Invocou pra tanto, em síntese, que ao contrário do decidido o acto impugnado não padece apenas de vícios susceptíveis de mera anulabilidade mas de vícios geradores de nulidade pelo que a acção principal, de impugnação, não está sujeita a prazo.

O Recorrido contra-alegou, defendendo a improcedência do recurso.

O Ministério Público neste Tribunal não emitiu parecer.

*Cumpre, pois, decidir já que nada a tal obsta.

* I - São estas as conclusões das alegações que definem o objecto do presente recurso jurisdicional: A. O presente recurso vem interposto da sentença proferida no dia 31 de Outubro de 2016 pela 1ª Unidade Orgânica do Tribunal Administrativo e Fiscal de Braga, no âmbito do processo cautelar que corre termos sob o número 551/16.5BEBRG, que declarou “caduca a providência cautelar provisoriamente decretada e extinto o (…) processo cautelar”.

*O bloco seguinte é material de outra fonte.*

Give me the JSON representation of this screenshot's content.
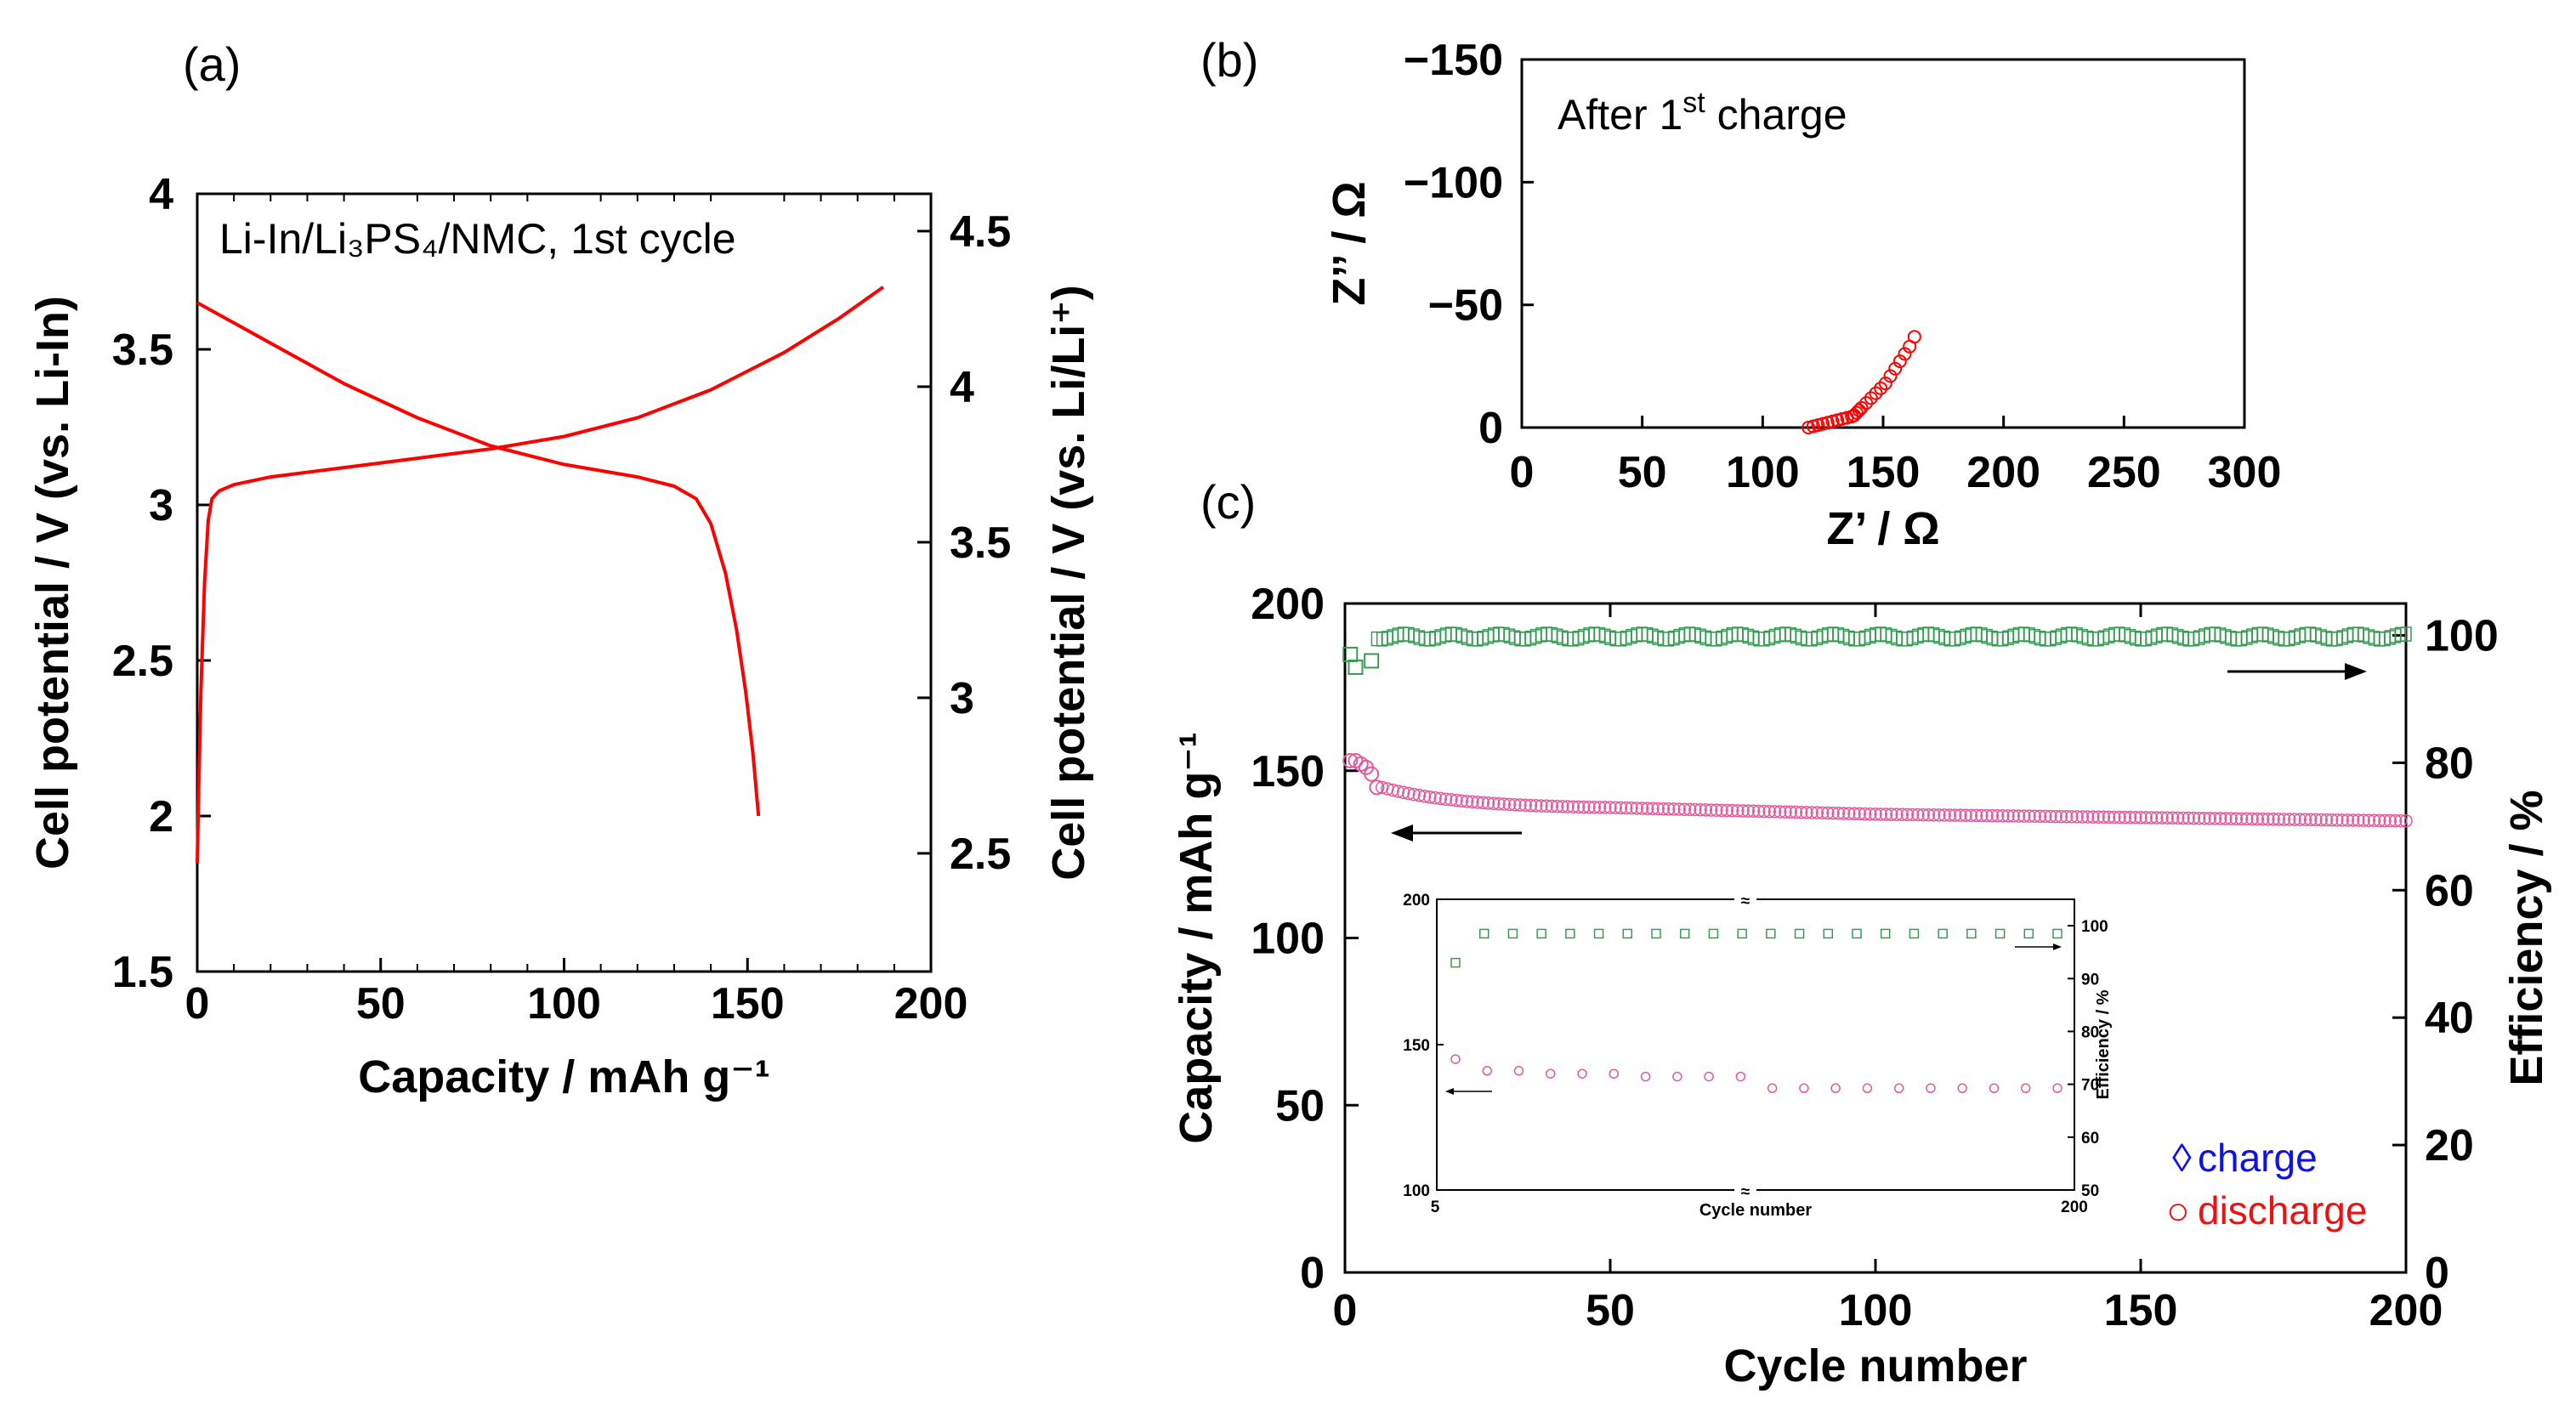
{
  "colors": {
    "curve": "#ff0000",
    "charge_marker": "#2e9e5a",
    "discharge_marker": "#ff2020",
    "efficiency_marker": "#3a9a55",
    "capacity_marker": "#e05a9c",
    "legend_charge": "#1010ee",
    "legend_discharge": "#ee1111",
    "axis": "#000000"
  },
  "chart_data": [
    {
      "id": "a",
      "type": "line",
      "panel_label": "(a)",
      "xlabel": "Capacity / mAh g⁻¹",
      "ylabel": "Cell potential / V (vs. Li-In)",
      "y2label": "Cell potential / V (vs. Li/Li⁺)",
      "xlim": [
        0,
        200
      ],
      "ylim": [
        1.5,
        4
      ],
      "y2lim": [
        2.12,
        4.62
      ],
      "x_ticks": [
        "0",
        "50",
        "100",
        "150",
        "200"
      ],
      "y_ticks": [
        "1.5",
        "2",
        "2.5",
        "3",
        "3.5",
        "4"
      ],
      "y2_ticks": [
        "2.5",
        "3",
        "3.5",
        "4",
        "4.5"
      ],
      "annotation": "Li-In/Li₃PS₄/NMC, 1st cycle",
      "series": [
        {
          "name": "charge",
          "x": [
            0,
            0.5,
            1,
            2,
            3,
            4,
            6,
            10,
            20,
            40,
            60,
            80,
            100,
            120,
            140,
            160,
            175,
            187
          ],
          "y": [
            1.85,
            2.15,
            2.4,
            2.75,
            2.95,
            3.02,
            3.045,
            3.065,
            3.09,
            3.12,
            3.15,
            3.18,
            3.22,
            3.28,
            3.37,
            3.49,
            3.6,
            3.7
          ]
        },
        {
          "name": "discharge",
          "x": [
            0,
            20,
            40,
            60,
            80,
            100,
            120,
            130,
            136,
            140,
            144,
            147,
            149.5,
            151.5,
            153
          ],
          "y": [
            3.65,
            3.52,
            3.39,
            3.28,
            3.19,
            3.13,
            3.09,
            3.06,
            3.02,
            2.94,
            2.78,
            2.6,
            2.4,
            2.2,
            2.0
          ]
        }
      ]
    },
    {
      "id": "b",
      "type": "scatter",
      "panel_label": "(b)",
      "xlabel": "Z’ / Ω",
      "ylabel": "Z’’ / Ω",
      "xlim": [
        0,
        300
      ],
      "ylim": [
        0,
        -150
      ],
      "x_ticks": [
        "0",
        "50",
        "100",
        "150",
        "200",
        "250",
        "300"
      ],
      "y_ticks": [
        "0",
        "−50",
        "−100",
        "−150"
      ],
      "annotation_main": "After 1",
      "annotation_sup": "st",
      "annotation_tail": " charge",
      "series": [
        {
          "name": "After 1st charge",
          "x": [
            119,
            121,
            123,
            125,
            127,
            129,
            131,
            133,
            135,
            137,
            138,
            139,
            140,
            141,
            143,
            145,
            147,
            149,
            151,
            153,
            155,
            157,
            159,
            161,
            163
          ],
          "y": [
            0,
            -0.5,
            -1,
            -1.5,
            -2,
            -2.5,
            -3,
            -3.5,
            -4,
            -4.5,
            -5,
            -6,
            -7,
            -8,
            -10,
            -12,
            -14,
            -16,
            -18,
            -21,
            -24,
            -27,
            -30,
            -33,
            -37
          ]
        }
      ]
    },
    {
      "id": "c",
      "type": "scatter",
      "panel_label": "(c)",
      "xlabel": "Cycle number",
      "ylabel": "Capacity / mAh g⁻¹",
      "y2label": "Efficiency / %",
      "xlim": [
        0,
        200
      ],
      "ylim": [
        0,
        200
      ],
      "y2lim": [
        0,
        105
      ],
      "x_ticks": [
        "0",
        "50",
        "100",
        "150",
        "200"
      ],
      "y_ticks": [
        "0",
        "50",
        "100",
        "150",
        "200"
      ],
      "y2_ticks": [
        "0",
        "20",
        "40",
        "60",
        "80",
        "100"
      ],
      "legend": [
        {
          "symbol": "◊",
          "label": "charge"
        },
        {
          "symbol": "○",
          "label": "discharge"
        }
      ],
      "efficiency_start": [
        {
          "cycle": 1,
          "value": 97
        },
        {
          "cycle": 2,
          "value": 95
        },
        {
          "cycle": 5,
          "value": 96
        }
      ],
      "efficiency_plateau": 99.8,
      "capacity_start": [
        {
          "cycle": 1,
          "value": 153
        },
        {
          "cycle": 2,
          "value": 153
        },
        {
          "cycle": 3,
          "value": 152
        },
        {
          "cycle": 4,
          "value": 151
        },
        {
          "cycle": 5,
          "value": 149
        },
        {
          "cycle": 6,
          "value": 145
        }
      ],
      "capacity_trend": {
        "cycle_7": 145,
        "cycle_50": 139,
        "cycle_100": 137,
        "cycle_200": 135
      }
    },
    {
      "id": "c-inset",
      "type": "scatter",
      "xlabel": "Cycle number",
      "y2label": "Efficiency / %",
      "x_ticks": [
        "5",
        "200"
      ],
      "y_ticks": [
        "100",
        "150",
        "200"
      ],
      "y2_ticks": [
        "50",
        "60",
        "70",
        "80",
        "90",
        "100"
      ],
      "axis_break": "≈",
      "efficiency": [
        93,
        98.5,
        98.5,
        98.5,
        98.5,
        98.5,
        98.5,
        98.5,
        98.5,
        98.5,
        98.5,
        98.5,
        98.5,
        98.5,
        98.5,
        98.5,
        98.5,
        98.5,
        98.5,
        98.5,
        98.5,
        98.5
      ],
      "capacity": [
        145,
        141,
        141,
        140,
        140,
        140,
        139,
        139,
        139,
        139,
        135,
        135,
        135,
        135,
        135,
        135,
        135,
        135,
        135,
        135
      ]
    }
  ]
}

B. A decisão contida na sentença recorrida assenta no pressuposto de que o prazo para a propositura da acção principal seria de apenas 3 meses – na medida em que “o vício do acto de indeferimento em que se funda a respectiva invalidade e, em consequência, a sua pretensão, corresponde ao de erro sobre os pressupostos de facto, gerador da mera anulabilidade daquela decisão administrativa” – razão pela qual o caso dos autos deveria subsumir-se à hipótese legal do artigo 69º/2 do CPTA.

C. Tal entendimento não está, porém, do ponto de vista jurídico, correto, na medida em que são vários os vícios que apontam para a nulidade do referido acto de indeferimento.

D. É assim, desde logo, porque – como reconheceu a Entidade Recorrida no ponto 5 do parecer sobre o qual incidiu a aposição manuscrita da decisão do recurso hierárquico – relativamente a um dos dois Alvarás de que a Recorrente é titular, a decisão de não renovação foi tomada sem que, contanto, o órgão instrutor tivesse tramitado o respectivo processo, aferido dos respectivos pressupostos ou tão pouco emitido qualquer tipo de pronúncia sobre os fundamentos de recusa, estando portanto verificados os requisitos do artigo 161º/2, alínea l), do Código de Procedimento Administrativo, segundo o qual são nulos “os actos praticados, salvo em estado de necessidade, com preterição total do procedimento legalmente exigido”.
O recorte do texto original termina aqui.